As you know, the Office of Hawaiian Affairs is tasked with stewarding the Native Hawaiian Trust Fund (NHTF). This public trust invests primarily in national and global assets in hopes that its value will grow. This means that we take money generated through revenues from Public Land Trust lands here in Hawaii and invest it outside of Hawaii. This is generally how foundations and trusts ensure that the money in their funds can find the best deals globally to increase the value of their investment portfolios while minimizing the risk of decreasing the value of their portfolio. Foundations and trusts then turn around and withdraw a percentage of the total worth of the portfolio annually (usually around 5%) to spend on community programs and administrative costs. For many years this approach has been accepted as a viable way to enhance the future spending power of the NHTF while supporting our mission of uplifting Native Hawaiians locally.
The catch is, when we invest globally we may end up growing our trust fund but we also end up sending our money (investment capital) outside Hawaii. This poses a conundrum for us as on one hand we must grow the NHTF but on the other hand we have a local mission focused on Native Hawaiians. Therefore, as we deploy our capital, most of it does not remain in Hawaii. It has long been the assumption that investing locally is highly risky and therefore, it is better to make more money outside Hawaii and then siphon off a percentage back into Hawaii to align to our mission. Well, the fact is that no percentage of money siphoned back to Hawaii will be enough to address the issues our people face. The good news is that there are investment trends in the field of philanthropy that is changing the way we grow our trust fund and align to our mission. These trends are the development of Mission Related Investments (MRI) and Project Related Investments (PRI). In this article, I would like to talk about MRI’s.

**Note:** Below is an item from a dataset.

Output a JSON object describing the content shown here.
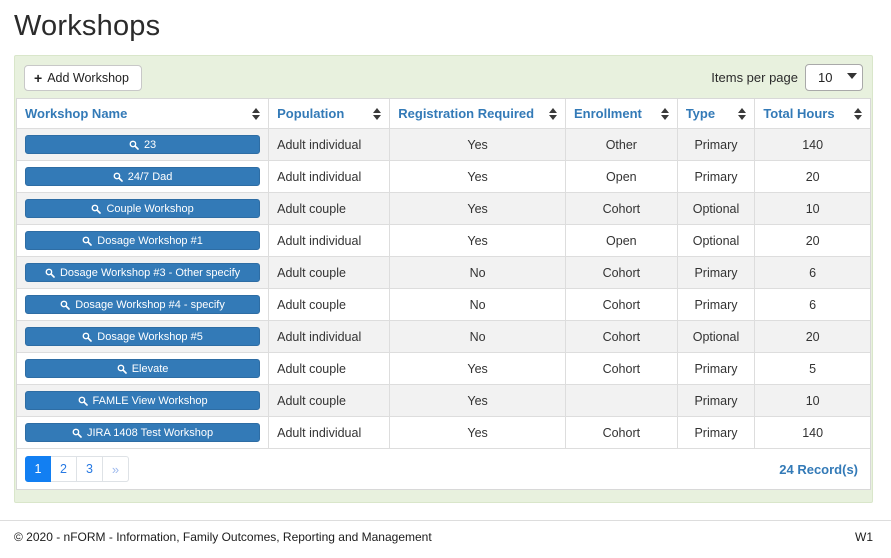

MRI’s are investments made directly from the portfolio to sustain or grow the value of the portfolio that are aligned with the mission of the organization. A hypothetical example of a MRI for OHA would be an equity investment in a local business that empowers Native Hawaiians or perpetuates the indigenous culture of productivity, while simultaneously generating a market rate of return comparable to the global markets. Currently, OHA does not have the infrastructure to allocate our investment capital for MRI’s. However, the trends in intentional investing through MRI’s are increasing in the world of philanthropy and we are gaining confidence that we too can implement these into our portfolio and align them to our mission.
The value of MRI’s to any foundation or socially minded trust fund is its ability to align our core resource, which is money, to our social mission, which is to empower Native Hawaiians. Issues such as education, housing, financing, and cultural perpetuation that our people face are infinitely scaled, meaning there is no end to these issues. There will always be a need to facilitate resources so that our people have what they need to thrive. Therefore, since the resources we need are needed in perpetuity and therefore are infinitely scaled into the future, the sources of these resources must also be infinitely scaled into the future. By using the concept of MRI’s we can bring more of our money back home into the Hawaii capital markets and target market rate investments that are aligned to our mission. Year after year there are increasingly more high quality investments locally that empower Native Hawaiians and perpetuate indigenous productivity, and we look forward to playing a larger role in the financing of these.
It is our priority at OHA to leave no stone unturned in supporting our beneficiaries to thrive. We look forward to keeping you updated on our journey towards excellence.